Si Lyla resulta ser la Cantora de la Luna, reduce mis posibilidades de estar alguna vez con Ramsey y eso era lo que más temía. Para mis padres, Ramsey podría ser un logro para nuestra manada y la familia – llegar a ser Luna del Trono de la Luna Blanca no es tarea fácil… pero para mí…

Es casarme con el hombre que amo. Amo a Ramsey… siempre lo he hecho, durante mucho tiempo. Temía que nunca pudiera cumplir mis sueños de tener hijos con él, despertarme a su lado y que él fuera simplemente lo mejor que me ha pasado.

Pero ahora no importa… Me conformaré con solo tenerlo como mi compañero… eso será suficiente. Unos minutos después, él llegó conduciendo. Lo observé con una sonrisa divertida mientras saltaba del coche y comenzaba a caminar hacia la casa de la manada…

—Y comienza el drama —susurré para mí misma, tomando otro sorbo de mi café.

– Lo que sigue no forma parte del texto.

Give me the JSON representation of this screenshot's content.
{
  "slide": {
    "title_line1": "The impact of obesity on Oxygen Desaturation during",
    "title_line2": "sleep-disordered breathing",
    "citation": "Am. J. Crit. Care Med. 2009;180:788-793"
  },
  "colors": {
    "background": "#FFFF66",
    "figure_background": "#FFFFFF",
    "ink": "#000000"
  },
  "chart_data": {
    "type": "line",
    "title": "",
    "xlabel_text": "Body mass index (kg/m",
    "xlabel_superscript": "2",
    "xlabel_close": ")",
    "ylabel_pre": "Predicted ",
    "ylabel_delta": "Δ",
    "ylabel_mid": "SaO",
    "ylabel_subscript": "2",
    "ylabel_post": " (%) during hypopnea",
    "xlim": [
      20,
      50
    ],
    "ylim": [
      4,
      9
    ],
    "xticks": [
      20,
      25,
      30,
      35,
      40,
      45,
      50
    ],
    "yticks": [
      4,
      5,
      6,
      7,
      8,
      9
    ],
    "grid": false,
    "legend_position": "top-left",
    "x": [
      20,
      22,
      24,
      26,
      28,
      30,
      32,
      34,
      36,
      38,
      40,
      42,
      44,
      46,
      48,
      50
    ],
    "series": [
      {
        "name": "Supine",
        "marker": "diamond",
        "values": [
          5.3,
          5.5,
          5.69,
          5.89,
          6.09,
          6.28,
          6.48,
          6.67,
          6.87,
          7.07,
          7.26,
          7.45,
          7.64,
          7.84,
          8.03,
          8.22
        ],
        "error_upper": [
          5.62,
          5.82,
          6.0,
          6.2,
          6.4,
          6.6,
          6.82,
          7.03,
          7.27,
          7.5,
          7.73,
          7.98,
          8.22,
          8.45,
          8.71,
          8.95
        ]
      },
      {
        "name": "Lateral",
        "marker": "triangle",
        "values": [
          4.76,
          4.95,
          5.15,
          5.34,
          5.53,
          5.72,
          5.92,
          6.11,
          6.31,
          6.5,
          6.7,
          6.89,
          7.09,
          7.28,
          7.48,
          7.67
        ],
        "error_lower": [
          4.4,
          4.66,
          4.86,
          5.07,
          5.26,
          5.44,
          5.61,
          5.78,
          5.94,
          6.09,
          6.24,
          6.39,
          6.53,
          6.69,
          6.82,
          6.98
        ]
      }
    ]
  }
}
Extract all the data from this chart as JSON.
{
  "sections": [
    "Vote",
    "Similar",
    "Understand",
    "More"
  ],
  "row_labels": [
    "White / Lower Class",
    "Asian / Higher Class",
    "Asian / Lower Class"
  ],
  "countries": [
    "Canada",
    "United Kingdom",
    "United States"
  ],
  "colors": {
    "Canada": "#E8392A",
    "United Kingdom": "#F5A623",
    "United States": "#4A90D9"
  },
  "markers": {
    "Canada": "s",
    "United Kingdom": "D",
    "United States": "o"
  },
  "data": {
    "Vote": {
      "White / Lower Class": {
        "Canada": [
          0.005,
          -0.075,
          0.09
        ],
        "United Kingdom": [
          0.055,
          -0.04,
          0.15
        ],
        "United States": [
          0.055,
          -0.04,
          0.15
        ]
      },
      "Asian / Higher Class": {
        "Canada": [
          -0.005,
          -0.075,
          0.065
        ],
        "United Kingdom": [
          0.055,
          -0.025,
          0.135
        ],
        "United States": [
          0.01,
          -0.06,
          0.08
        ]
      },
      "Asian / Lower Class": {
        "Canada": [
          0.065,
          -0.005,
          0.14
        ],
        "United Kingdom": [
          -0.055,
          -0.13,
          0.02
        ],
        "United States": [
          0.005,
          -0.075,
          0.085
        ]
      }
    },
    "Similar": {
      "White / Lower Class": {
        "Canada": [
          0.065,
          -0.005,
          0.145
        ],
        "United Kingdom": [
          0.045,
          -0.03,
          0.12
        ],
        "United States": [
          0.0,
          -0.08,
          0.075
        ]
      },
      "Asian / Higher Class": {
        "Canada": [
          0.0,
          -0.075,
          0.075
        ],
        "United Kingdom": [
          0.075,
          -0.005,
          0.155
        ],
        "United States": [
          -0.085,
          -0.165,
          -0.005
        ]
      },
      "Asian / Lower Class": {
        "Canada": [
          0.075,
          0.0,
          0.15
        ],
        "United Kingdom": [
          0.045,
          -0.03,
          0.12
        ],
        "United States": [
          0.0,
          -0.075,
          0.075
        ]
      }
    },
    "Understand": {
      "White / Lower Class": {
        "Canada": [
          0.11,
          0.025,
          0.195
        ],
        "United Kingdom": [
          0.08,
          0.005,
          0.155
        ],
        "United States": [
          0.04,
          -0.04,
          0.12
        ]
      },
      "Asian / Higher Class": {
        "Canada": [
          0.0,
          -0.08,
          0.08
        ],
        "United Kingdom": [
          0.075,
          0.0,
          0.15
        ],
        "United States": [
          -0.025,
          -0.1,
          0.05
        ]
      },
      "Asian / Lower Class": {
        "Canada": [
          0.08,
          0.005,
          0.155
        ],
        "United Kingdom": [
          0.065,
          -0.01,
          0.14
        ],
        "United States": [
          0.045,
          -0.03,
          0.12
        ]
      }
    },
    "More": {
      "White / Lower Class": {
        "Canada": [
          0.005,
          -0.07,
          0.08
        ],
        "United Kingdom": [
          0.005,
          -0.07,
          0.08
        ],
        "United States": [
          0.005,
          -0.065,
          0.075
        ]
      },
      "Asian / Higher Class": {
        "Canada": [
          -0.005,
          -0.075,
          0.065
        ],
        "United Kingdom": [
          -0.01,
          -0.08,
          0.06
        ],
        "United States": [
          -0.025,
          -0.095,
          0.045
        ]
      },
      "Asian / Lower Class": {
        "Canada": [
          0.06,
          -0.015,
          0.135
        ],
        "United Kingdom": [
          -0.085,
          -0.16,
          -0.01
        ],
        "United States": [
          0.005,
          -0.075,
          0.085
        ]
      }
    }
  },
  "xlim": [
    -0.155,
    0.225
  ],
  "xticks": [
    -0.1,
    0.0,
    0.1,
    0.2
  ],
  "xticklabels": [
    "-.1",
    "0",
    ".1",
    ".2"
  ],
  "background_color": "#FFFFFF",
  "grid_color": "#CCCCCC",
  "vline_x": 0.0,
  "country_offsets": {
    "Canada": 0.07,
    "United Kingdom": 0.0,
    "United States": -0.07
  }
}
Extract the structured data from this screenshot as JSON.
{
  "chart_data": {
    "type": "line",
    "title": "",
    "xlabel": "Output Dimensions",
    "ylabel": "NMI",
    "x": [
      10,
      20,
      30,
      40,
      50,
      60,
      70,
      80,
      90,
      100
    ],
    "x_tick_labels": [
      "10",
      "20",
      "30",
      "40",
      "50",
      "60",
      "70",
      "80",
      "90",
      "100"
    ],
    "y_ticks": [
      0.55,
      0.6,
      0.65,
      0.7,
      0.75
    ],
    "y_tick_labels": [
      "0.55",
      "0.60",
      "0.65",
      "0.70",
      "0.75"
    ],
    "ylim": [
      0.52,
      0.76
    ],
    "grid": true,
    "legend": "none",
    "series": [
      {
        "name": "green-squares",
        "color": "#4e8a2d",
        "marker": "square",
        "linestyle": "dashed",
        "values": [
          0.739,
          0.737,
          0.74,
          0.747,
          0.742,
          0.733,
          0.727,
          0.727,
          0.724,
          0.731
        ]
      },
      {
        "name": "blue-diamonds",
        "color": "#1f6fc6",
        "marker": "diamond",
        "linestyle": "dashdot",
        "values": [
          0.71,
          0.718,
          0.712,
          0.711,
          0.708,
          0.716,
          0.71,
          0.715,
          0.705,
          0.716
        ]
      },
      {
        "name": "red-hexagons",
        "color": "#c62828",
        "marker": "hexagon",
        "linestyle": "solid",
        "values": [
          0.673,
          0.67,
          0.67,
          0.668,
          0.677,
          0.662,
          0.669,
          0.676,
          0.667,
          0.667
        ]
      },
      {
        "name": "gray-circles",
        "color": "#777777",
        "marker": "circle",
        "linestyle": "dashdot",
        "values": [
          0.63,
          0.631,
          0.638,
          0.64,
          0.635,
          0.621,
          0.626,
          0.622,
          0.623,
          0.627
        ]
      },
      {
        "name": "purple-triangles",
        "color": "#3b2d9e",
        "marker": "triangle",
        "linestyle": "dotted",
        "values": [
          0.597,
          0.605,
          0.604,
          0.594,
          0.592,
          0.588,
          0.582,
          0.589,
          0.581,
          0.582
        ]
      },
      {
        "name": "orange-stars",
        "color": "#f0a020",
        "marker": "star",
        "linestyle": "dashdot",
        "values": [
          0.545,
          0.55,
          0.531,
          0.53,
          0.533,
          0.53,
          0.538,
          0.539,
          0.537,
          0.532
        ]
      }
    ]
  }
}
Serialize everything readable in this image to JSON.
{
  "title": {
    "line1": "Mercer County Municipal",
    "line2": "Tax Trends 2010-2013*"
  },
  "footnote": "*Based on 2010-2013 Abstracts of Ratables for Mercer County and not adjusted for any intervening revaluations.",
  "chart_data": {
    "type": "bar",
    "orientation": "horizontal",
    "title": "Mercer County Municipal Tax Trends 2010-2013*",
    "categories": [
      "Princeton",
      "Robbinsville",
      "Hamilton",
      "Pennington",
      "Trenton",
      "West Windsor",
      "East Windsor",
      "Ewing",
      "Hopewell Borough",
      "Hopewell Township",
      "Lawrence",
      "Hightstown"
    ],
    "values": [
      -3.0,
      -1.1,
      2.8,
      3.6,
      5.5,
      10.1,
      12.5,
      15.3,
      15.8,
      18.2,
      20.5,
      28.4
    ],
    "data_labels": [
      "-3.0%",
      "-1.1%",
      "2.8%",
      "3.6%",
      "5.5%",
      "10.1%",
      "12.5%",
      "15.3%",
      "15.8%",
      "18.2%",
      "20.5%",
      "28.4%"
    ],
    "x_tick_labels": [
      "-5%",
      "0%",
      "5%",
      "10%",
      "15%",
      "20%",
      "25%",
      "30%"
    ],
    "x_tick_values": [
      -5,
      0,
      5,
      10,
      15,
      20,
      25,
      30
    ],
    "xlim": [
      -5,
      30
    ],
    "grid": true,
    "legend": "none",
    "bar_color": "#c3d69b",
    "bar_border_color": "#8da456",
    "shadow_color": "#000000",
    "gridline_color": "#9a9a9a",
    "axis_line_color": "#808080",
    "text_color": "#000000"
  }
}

Los corredores que llevan a mi habitación resonaban con sus pasos decididos mientras se dirigía hacia mí. Mi habitación está al final del Ala Oeste en la Casa de la Manada, un ala construida especialmente para la Luna.

No se molestó en llamar, la puerta se abrió de golpe con tal fuerza que golpeó contra la pared, el sonido resonando por la Casa de la Manada Luna Blanca.

Donde estaba sentada, apenas me inmuté, ya estaba acostumbrada a sus arrebatos de ira. Tomé otro sorbo de mi taza, mis uñas perfectamente manicuradas golpeando su borde.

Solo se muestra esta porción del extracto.